Exploring Inequalities in Knowledge Production: A Deep Dive into International Research Collaborations

Our SSH CENTRE partner, RKI, runs a webinar on how to face the challenges of participation in international research collaborations from the viewpoint of an ’Eastern’ member state of the EU and some of our colleagues were contributing to achieve some highlights. Here are some interesting inputs

A critical issue was brought to the forefront of this webinar in which our SSH Centre experts Gergely Tagai, Violeta Cabello and Chris Foulds were actively participating as speakers- the inequalities in knowledge production. This issue, essential in Central and Eastern Europe, has been a concern for the Regional Studies Association and various research funding schemes as our SSH Centre workshops in Bilbao (Spain) and  Pècs (Hungary).

The Social Sciences and Humanities (SSH)  have been at the forefront of this movement, crucial to supporting the better representation of SSH research from across Europe, especially with the participation of CEE and SE countries. Our partners were addressing the importance of this in their participations, explaining the range of activities they developed within SSH Centre project.

As our partner Gergely Tagai pointed out, ‘the nature of formalised research programmes initiated by the EU does not provide equal opportunities for participation. Due to their socio-economic environment, economic power, (academic) geopolitical positions, institutional background, and cultural practices CEE researchers and institutions are not able to enter research collaborations as equal partners’.  For the national and international policy levels, continued Tagai, we have to make more visible these challenges and formulate recommendations that might serve as sources of further practices at the policy level. Positive discrimination can be useful in the short run, but the operationalisation of structural changes concerning EU-based research collaboration initiatives might only be expected as the result of a longer process. Changes leading to more inclusive and equitable research collaborations might also be generated by researchers’ communities from across Europe, by challenging the status quo in their common work. This is something we need to want together and work together on it with researchers from Western, Southern, and Central&Eastern Europe.

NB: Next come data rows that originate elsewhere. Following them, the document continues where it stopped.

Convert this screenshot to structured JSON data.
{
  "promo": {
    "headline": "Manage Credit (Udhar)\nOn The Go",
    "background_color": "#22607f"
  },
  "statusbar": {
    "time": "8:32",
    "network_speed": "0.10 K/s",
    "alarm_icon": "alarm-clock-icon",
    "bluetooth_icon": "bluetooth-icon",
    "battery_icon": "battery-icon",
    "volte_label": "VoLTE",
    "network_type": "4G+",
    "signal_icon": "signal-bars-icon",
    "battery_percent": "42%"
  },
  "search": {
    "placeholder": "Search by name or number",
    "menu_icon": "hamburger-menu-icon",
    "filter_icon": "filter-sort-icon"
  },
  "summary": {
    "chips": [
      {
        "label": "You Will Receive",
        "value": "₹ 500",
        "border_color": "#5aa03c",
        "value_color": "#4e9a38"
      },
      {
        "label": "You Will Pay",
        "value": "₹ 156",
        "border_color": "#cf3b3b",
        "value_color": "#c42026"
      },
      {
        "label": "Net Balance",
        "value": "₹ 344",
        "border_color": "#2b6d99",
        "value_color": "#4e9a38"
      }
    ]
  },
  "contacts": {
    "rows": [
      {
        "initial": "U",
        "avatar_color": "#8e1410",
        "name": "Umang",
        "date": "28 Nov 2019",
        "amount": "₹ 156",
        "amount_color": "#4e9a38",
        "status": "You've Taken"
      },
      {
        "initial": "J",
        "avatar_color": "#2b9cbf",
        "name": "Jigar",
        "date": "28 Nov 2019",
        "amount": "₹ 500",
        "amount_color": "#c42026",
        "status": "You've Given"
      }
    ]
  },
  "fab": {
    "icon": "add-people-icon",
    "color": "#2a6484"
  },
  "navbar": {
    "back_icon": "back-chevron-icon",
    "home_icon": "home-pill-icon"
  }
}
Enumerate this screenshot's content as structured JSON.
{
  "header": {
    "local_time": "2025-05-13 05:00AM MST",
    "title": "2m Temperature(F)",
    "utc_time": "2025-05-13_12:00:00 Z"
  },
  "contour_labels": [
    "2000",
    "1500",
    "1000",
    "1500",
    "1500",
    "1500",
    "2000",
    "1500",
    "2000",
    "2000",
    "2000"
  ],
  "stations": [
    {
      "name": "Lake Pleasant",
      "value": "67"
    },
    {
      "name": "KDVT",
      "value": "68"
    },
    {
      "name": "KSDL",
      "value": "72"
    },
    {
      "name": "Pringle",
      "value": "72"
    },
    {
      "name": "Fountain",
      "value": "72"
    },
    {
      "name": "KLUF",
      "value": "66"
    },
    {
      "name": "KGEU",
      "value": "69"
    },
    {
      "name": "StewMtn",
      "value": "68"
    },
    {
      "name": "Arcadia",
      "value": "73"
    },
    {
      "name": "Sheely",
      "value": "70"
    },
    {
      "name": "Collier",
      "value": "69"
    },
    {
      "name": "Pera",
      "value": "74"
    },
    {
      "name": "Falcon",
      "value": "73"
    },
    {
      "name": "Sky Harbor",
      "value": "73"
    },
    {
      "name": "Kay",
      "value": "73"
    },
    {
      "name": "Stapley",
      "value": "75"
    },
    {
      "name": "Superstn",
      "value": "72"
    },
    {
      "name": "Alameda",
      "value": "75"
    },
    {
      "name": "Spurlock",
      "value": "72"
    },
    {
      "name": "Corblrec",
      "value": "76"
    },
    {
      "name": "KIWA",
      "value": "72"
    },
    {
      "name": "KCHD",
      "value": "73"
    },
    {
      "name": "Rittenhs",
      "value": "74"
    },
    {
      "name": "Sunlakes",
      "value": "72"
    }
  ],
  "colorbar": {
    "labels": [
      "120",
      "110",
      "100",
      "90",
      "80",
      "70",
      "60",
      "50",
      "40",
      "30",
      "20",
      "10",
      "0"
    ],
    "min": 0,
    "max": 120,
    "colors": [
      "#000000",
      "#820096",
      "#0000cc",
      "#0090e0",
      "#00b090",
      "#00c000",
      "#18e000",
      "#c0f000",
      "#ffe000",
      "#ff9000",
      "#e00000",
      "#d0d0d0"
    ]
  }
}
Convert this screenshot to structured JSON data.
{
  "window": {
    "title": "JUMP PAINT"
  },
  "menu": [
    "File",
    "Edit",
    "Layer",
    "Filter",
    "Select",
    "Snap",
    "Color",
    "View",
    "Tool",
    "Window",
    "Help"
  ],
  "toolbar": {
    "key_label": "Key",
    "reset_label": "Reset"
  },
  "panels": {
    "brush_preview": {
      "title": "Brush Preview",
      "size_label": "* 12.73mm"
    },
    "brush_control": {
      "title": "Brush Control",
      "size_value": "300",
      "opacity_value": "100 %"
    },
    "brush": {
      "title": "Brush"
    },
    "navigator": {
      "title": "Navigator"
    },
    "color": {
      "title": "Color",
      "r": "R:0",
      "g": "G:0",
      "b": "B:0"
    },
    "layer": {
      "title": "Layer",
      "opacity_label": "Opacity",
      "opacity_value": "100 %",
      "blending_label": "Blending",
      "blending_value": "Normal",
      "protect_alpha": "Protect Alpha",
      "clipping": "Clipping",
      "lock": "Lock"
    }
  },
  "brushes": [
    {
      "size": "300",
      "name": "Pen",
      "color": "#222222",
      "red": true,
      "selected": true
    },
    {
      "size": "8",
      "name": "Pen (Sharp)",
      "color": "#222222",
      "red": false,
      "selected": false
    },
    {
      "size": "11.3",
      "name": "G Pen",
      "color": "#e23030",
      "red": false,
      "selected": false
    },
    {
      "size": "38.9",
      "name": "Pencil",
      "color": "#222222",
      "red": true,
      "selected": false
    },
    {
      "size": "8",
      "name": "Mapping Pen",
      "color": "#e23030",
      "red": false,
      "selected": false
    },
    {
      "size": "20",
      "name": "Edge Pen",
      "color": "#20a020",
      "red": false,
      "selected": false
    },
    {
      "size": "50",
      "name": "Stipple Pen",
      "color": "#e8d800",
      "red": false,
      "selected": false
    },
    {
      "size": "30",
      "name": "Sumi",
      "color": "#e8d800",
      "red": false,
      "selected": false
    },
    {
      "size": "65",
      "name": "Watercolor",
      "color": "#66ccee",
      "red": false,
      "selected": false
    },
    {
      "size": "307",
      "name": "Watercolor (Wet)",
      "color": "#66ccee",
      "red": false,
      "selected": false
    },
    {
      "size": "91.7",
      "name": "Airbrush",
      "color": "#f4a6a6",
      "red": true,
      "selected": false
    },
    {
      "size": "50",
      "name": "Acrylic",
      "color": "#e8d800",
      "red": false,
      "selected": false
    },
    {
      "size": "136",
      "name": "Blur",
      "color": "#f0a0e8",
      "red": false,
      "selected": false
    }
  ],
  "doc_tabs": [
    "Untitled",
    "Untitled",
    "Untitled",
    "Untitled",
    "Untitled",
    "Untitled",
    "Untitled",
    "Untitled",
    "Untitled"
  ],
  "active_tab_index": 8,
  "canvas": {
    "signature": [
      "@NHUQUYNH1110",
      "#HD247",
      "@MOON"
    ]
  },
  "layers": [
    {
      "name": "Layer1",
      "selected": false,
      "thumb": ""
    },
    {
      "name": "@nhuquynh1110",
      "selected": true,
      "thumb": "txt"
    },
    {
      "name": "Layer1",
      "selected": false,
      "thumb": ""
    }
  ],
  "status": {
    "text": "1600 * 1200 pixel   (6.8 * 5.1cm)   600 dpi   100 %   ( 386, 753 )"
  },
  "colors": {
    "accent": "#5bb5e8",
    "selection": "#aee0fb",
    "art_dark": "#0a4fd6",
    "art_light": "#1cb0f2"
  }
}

Lights and shadows on research liaisons

Quantitative methods and GIS have been instrumental in this endeavour, providing a robust framework for spatial theory, which is the main goal to enhance scientific knowledge production and drive Research and Innovation actions to address societal challenges. However, the journey is not without its hurdles. The epistemic status of nations, the current working conditions, and institutional cultures pose significant challenges besides the fact that policymakers often overlook the real societal challenges.

The focus is now shifting towards employability and the role of non-academic institutions in addressing these challenges. This aims to create a more inclusive and equitable knowledge production landscape where every voice is heard and every contribution is valued.